Earned, Owned and Paid Media

"While health care marketers may have once relied upon placing a print ad in a magazine, playing a video about their practice on the television in their waiting room or having their savvy PR rep pitch a story about a new medical technology, landing them a sweet spot on page four of the local newspaper, those strategies by themselves were good until the digital revolution took full effect.

These days, earned media is a blog post from a New York Timesjournalist about a surprising medical breakthrough, and owned media is a Pinterest board using a series of photo essays to explain cosmetic medical procedures offered. Paid media is a sponsored tweet introducing a new treatment for arthritis.

Some organizations, including the Rochester Minn.-based Mayo Clinic, have truly embraced the new social versions of earned, owned and paid media. The Mayo Clinic even developed its own health care-focused social media center, the Mayo Clinic Center for Social Media (MCCSM).
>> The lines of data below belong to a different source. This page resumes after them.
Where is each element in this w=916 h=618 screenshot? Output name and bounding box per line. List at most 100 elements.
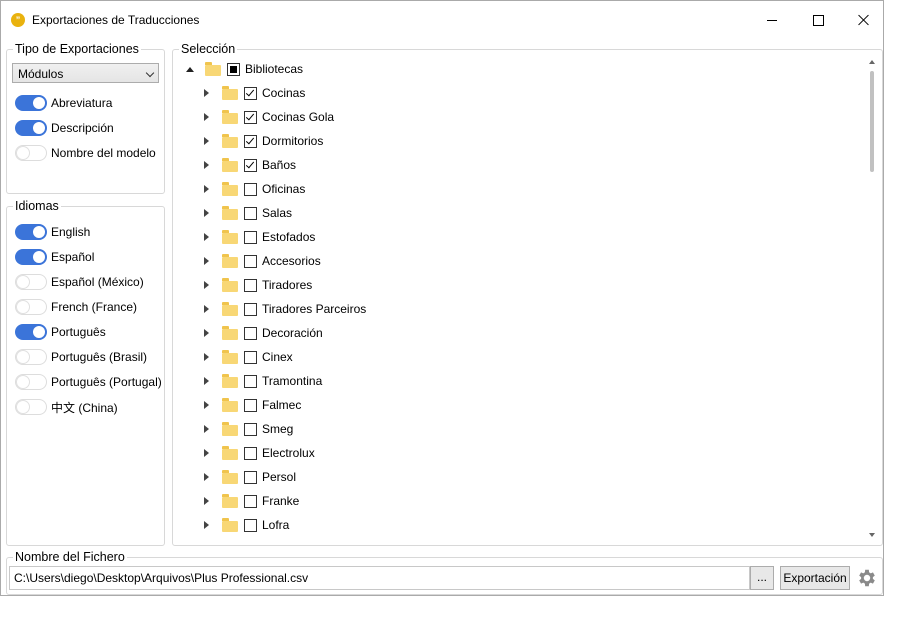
tree-item-row[interactable]: Tiradores bbox=[204, 274, 312, 296]
tree-item-checkbox[interactable] bbox=[244, 206, 257, 220]
expand-icon[interactable] bbox=[204, 401, 209, 409]
switch-knob bbox=[17, 276, 29, 288]
scroll-up-icon[interactable] bbox=[869, 60, 875, 64]
tree-item-checkbox[interactable] bbox=[244, 398, 257, 412]
idioma-toggle-row[interactable]: French (France) bbox=[15, 298, 137, 316]
tipo-option-switch[interactable] bbox=[15, 95, 47, 111]
export-button[interactable]: Exportación bbox=[780, 566, 850, 590]
expand-icon[interactable] bbox=[204, 113, 209, 121]
idioma-toggle-row[interactable]: Português (Portugal) bbox=[15, 373, 162, 391]
expand-icon[interactable] bbox=[204, 521, 209, 529]
tree-item-checkbox[interactable] bbox=[244, 518, 257, 532]
tree-item-checkbox[interactable] bbox=[244, 110, 257, 124]
folder-icon bbox=[222, 205, 238, 220]
minimize-button[interactable] bbox=[749, 1, 795, 39]
idioma-toggle-row[interactable]: Español (México) bbox=[15, 273, 144, 291]
expand-icon[interactable] bbox=[204, 257, 209, 265]
tree-item-checkbox[interactable] bbox=[244, 446, 257, 460]
tree-item-row[interactable]: Estofados bbox=[204, 226, 315, 248]
tipo-option-toggle-row[interactable]: Abreviatura bbox=[15, 94, 112, 112]
tree-item-row[interactable]: Persol bbox=[204, 466, 296, 488]
tree-item-row[interactable]: Accesorios bbox=[204, 250, 321, 272]
idioma-switch[interactable] bbox=[15, 399, 47, 415]
expand-icon[interactable] bbox=[204, 137, 209, 145]
idioma-toggle-row[interactable]: English bbox=[15, 223, 90, 241]
tree-item-row[interactable]: Cocinas bbox=[204, 82, 305, 104]
idioma-toggle-row[interactable]: 中文 (China) bbox=[15, 398, 118, 416]
tree-item-checkbox[interactable] bbox=[244, 158, 257, 172]
maximize-button[interactable] bbox=[795, 1, 841, 39]
expand-icon[interactable] bbox=[204, 449, 209, 457]
title-bar: ” Exportaciones de Traducciones bbox=[1, 1, 883, 39]
tipo-option-toggle-row[interactable]: Nombre del modelo bbox=[15, 144, 156, 162]
tree-item-checkbox[interactable] bbox=[244, 374, 257, 388]
browse-button[interactable]: ... bbox=[750, 566, 774, 590]
tree-scrollbar[interactable] bbox=[867, 57, 877, 541]
idioma-toggle-row[interactable]: Português bbox=[15, 323, 106, 341]
tree-item-row[interactable]: Decoración bbox=[204, 322, 323, 344]
tree-item-row[interactable]: Lofra bbox=[204, 514, 289, 536]
tree-root-row[interactable]: Bibliotecas bbox=[186, 58, 303, 80]
root-checkbox[interactable] bbox=[227, 62, 240, 76]
idioma-switch[interactable] bbox=[15, 374, 47, 390]
expand-icon[interactable] bbox=[186, 66, 194, 72]
tree-item-checkbox[interactable] bbox=[244, 278, 257, 292]
expand-icon[interactable] bbox=[204, 353, 209, 361]
gear-icon[interactable] bbox=[856, 567, 878, 589]
idioma-switch[interactable] bbox=[15, 224, 47, 240]
tree-item-row[interactable]: Tramontina bbox=[204, 370, 322, 392]
tree-item-checkbox[interactable] bbox=[244, 230, 257, 244]
expand-icon[interactable] bbox=[204, 185, 209, 193]
tree-item-checkbox[interactable] bbox=[244, 470, 257, 484]
expand-icon[interactable] bbox=[204, 209, 209, 217]
tree-item-row[interactable]: Smeg bbox=[204, 418, 293, 440]
scroll-down-icon[interactable] bbox=[869, 533, 875, 537]
tree-item-checkbox[interactable] bbox=[244, 182, 257, 196]
tree-item-label: Persol bbox=[262, 470, 297, 484]
tree-item-checkbox[interactable] bbox=[244, 86, 257, 100]
tipo-option-switch[interactable] bbox=[15, 145, 47, 161]
idioma-toggle-row[interactable]: Português (Brasil) bbox=[15, 348, 147, 366]
tree-item-row[interactable]: Oficinas bbox=[204, 178, 305, 200]
tree-item-row[interactable]: Electrolux bbox=[204, 442, 315, 464]
idioma-switch[interactable] bbox=[15, 349, 47, 365]
tree-item-row[interactable]: Baños bbox=[204, 154, 296, 176]
tree-item-row[interactable]: Cocinas Gola bbox=[204, 106, 334, 128]
tree-item-row[interactable]: Falmec bbox=[204, 394, 301, 416]
expand-icon[interactable] bbox=[204, 233, 209, 241]
tree-item-checkbox[interactable] bbox=[244, 350, 257, 364]
file-path-input[interactable] bbox=[9, 566, 750, 590]
expand-icon[interactable] bbox=[204, 497, 209, 505]
tree-item-checkbox[interactable] bbox=[244, 326, 257, 340]
tree-item-row[interactable]: Cinex bbox=[204, 346, 293, 368]
expand-icon[interactable] bbox=[204, 305, 209, 313]
folder-icon bbox=[222, 277, 238, 292]
tree-item-row[interactable]: Salas bbox=[204, 202, 292, 224]
idioma-switch[interactable] bbox=[15, 299, 47, 315]
close-button[interactable] bbox=[841, 1, 887, 39]
expand-icon[interactable] bbox=[204, 425, 209, 433]
idioma-switch[interactable] bbox=[15, 324, 47, 340]
idioma-switch[interactable] bbox=[15, 249, 47, 265]
scroll-thumb[interactable] bbox=[870, 71, 874, 172]
expand-icon[interactable] bbox=[204, 161, 209, 169]
expand-icon[interactable] bbox=[204, 329, 209, 337]
expand-icon[interactable] bbox=[204, 281, 209, 289]
idioma-switch[interactable] bbox=[15, 274, 47, 290]
tree-item-checkbox[interactable] bbox=[244, 254, 257, 268]
tipo-select[interactable]: Módulos bbox=[12, 63, 159, 83]
expand-icon[interactable] bbox=[204, 89, 209, 97]
idioma-toggle-row[interactable]: Español bbox=[15, 248, 94, 266]
expand-icon[interactable] bbox=[204, 377, 209, 385]
tree-item-checkbox[interactable] bbox=[244, 422, 257, 436]
tree-item-checkbox[interactable] bbox=[244, 494, 257, 508]
tree-item-row[interactable]: Tiradores Parceiros bbox=[204, 298, 366, 320]
tree-item-row[interactable]: Dormitorios bbox=[204, 130, 323, 152]
tree-item-row[interactable]: Franke bbox=[204, 490, 299, 512]
tree-item-checkbox[interactable] bbox=[244, 302, 257, 316]
tree-item-checkbox[interactable] bbox=[244, 134, 257, 148]
expand-icon[interactable] bbox=[204, 473, 209, 481]
tipo-option-switch[interactable] bbox=[15, 120, 47, 136]
tipo-option-toggle-row[interactable]: Descripción bbox=[15, 119, 114, 137]
idiomas-group: Idiomas English Español Español (México) Fr… bbox=[6, 198, 165, 546]
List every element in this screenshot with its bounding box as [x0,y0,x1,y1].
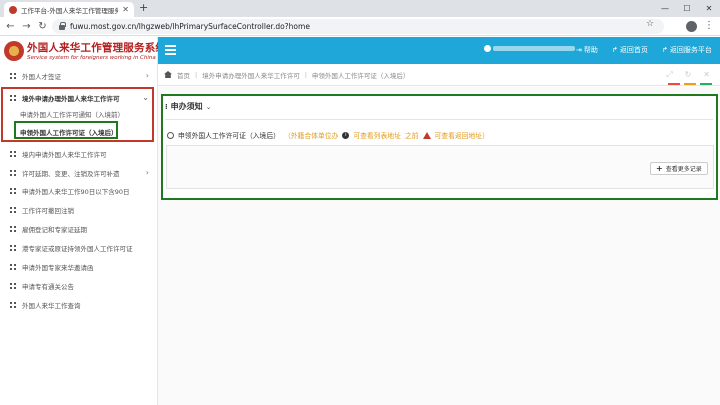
logo-title-en: Service system for foreigners working in… [27,55,156,61]
grid-icon [10,72,16,79]
history-icon [167,131,174,139]
warning-icon [422,131,431,139]
national-emblem-icon [4,40,24,61]
plus-icon: + [656,164,663,173]
browser-tab[interactable]: 工作平台-外国人来华工作管理服务系统 ✕ [4,2,134,17]
chevron-right-icon: › [145,168,149,177]
menu-dots-icon[interactable]: ⋮ [704,20,714,31]
breadcrumb-level2: 申领外国人工作许可证（入境后） [311,71,410,80]
close-tab-icon[interactable]: ✕ [122,5,129,14]
sidebar-item-90-days[interactable]: 申请外国人来华工作90日以下含90日 [0,181,158,200]
logo-title-cn: 外国人来华工作管理服务系统 [27,42,167,54]
url-field[interactable]: fuwu.most.gov.cn/lhgzweb/lhPrimarySurfac… [52,19,664,34]
profile-avatar[interactable] [686,21,697,32]
grid-icon [10,244,16,251]
sidebar-item-query[interactable]: 外国人来华工作查询 [0,295,158,314]
grid-icon [10,263,16,270]
sidebar-item-domestic-permit[interactable]: 境内申请外国人来华工作许可 [0,144,158,163]
user-icon [484,45,491,52]
new-tab-icon[interactable]: + [139,2,148,14]
share-icon: ↱ [662,46,668,54]
chevron-right-icon: › [145,71,149,80]
sidebar-item-customs[interactable]: 申请专有通关公告 [0,276,158,295]
bookmark-star-icon[interactable]: ☆ [646,19,654,29]
chevron-down-icon: ⌄ [205,102,212,111]
grid-icon [10,301,16,308]
help-link[interactable]: ⇥ 帮助 [576,45,598,55]
maximize-icon[interactable]: ☐ [676,0,698,17]
username-redacted [493,46,575,51]
highlight-green-box-sidebar [14,121,118,139]
help-icon: ⇥ [576,46,582,54]
breadcrumb-level1[interactable]: 境外申请办理外国人来华工作许可 [202,70,300,80]
sidebar-item-extension[interactable]: 许可延期、变更、注销及许可补遗 › [0,163,158,182]
view-more-records-button[interactable]: + 查看更多记录 [650,162,708,175]
panel-title[interactable]: ⁞ 申办须知 ⌄ [165,101,212,112]
status-return[interactable]: 可查看返回地址） [435,130,489,140]
top-navbar: ⇥ 帮助 ↱ 返回首页 ↱ 返回服务平台 [158,37,720,64]
minimize-icon[interactable]: — [654,0,676,17]
sidebar-item-invitation[interactable]: 申请外国专家来华邀请函 [0,257,158,276]
grid-icon [10,282,16,289]
breadcrumb-home[interactable]: 首页 [177,70,190,80]
sidebar-item-expert-cert[interactable]: 港专家证或原证持领外国人工作许可证 [0,238,158,257]
sidebar-item-registration[interactable]: 雇佣登记和专家证延期 [0,219,158,238]
return-platform-link[interactable]: ↱ 返回服务平台 [662,45,712,55]
close-page-icon[interactable]: ✕ [703,70,710,80]
user-menu[interactable] [484,45,575,52]
grid-icon [10,206,16,213]
close-window-icon[interactable]: ✕ [698,0,720,17]
lock-icon [59,22,66,30]
status-review[interactable]: 可查看列表地址 [353,130,401,140]
browser-tab-bar: 工作平台-外国人来华工作管理服务系统 ✕ + — ☐ ✕ [0,0,720,17]
grid-icon [10,225,16,232]
share-icon: ↱ [612,46,618,54]
status-pending: （外籍合体单位办 [283,132,339,140]
status-separator: 之前 [404,132,419,140]
tab-title: 工作平台-外国人来华工作管理服务系统 [21,6,119,15]
home-icon[interactable] [164,71,172,78]
return-home-link[interactable]: ↱ 返回首页 [612,45,648,55]
grid-icon [10,187,16,194]
form-status-row: 申领外国人工作许可证（入境后） （外籍合体单位办 i 可查看列表地址 之前 可查… [167,130,489,140]
grid-icon [10,150,16,157]
form-label[interactable]: 申领外国人工作许可证（入境后） [178,130,280,140]
refresh-icon[interactable]: ↻ [685,70,692,80]
menu-toggle-icon[interactable] [165,45,176,55]
record-box [166,145,714,189]
sidebar-item-talent-visa[interactable]: 外国人才签证 › [0,66,158,85]
grid-icon [10,169,16,176]
info-icon: i [342,131,350,139]
site-favicon-icon [9,5,17,14]
forward-icon[interactable]: → [20,20,33,33]
url-text: fuwu.most.gov.cn/lhgzweb/lhPrimarySurfac… [70,22,310,31]
breadcrumb: 首页 | 境外申请办理外国人来华工作许可 | 申领外国人工作许可证（入境后） ⤢… [158,64,720,86]
app-logo[interactable]: 外国人来华工作管理服务系统 Service system for foreign… [0,37,166,64]
fullscreen-icon[interactable]: ⤢ [666,70,672,80]
reload-icon[interactable]: ↻ [36,20,49,33]
info-bar-icon: ⁞ [165,102,168,111]
sidebar-item-revoke[interactable]: 工作许可撤回注销 [0,200,158,219]
address-bar-row: ← → ↻ fuwu.most.gov.cn/lhgzweb/lhPrimary… [0,17,720,36]
back-icon[interactable]: ← [4,20,17,33]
It also has the most popular medical provider channel on YouTube, more than 485,000 “likes” on Facebook, more than 677,000 followers on Twitter, a news blog, a podcast blog and Sharing Mayo Clinic, a blog that enables patients and employees to tell their Mayo Clinic stories. In addition to tools for its employees and patients, Mayo Clinic also offers a Social Media Residency training program for health care marketers wanting to get a better handle on social media strategy and its applications in health care. Topics range from Twitter chats to how to start and manage a blog.
 
“With 1.1 billion people on Facebook regularly, with hundreds of millions on Twitter, there are all sorts of conversations about health care, about health care organizations and just about health-related topics that are happening already and it is incumbent upon people who represent health care organizations and work in health care to be part of those online conversations,” says Lee Aase, director of the MCCSM.  “There is huge opportunity for good to come out of that.”
 
But with privacy concerns such a hot-button issue, why should health care marketers migrate over to these digital channels now? The quick answer is because consumers and potential new patients are already in that space."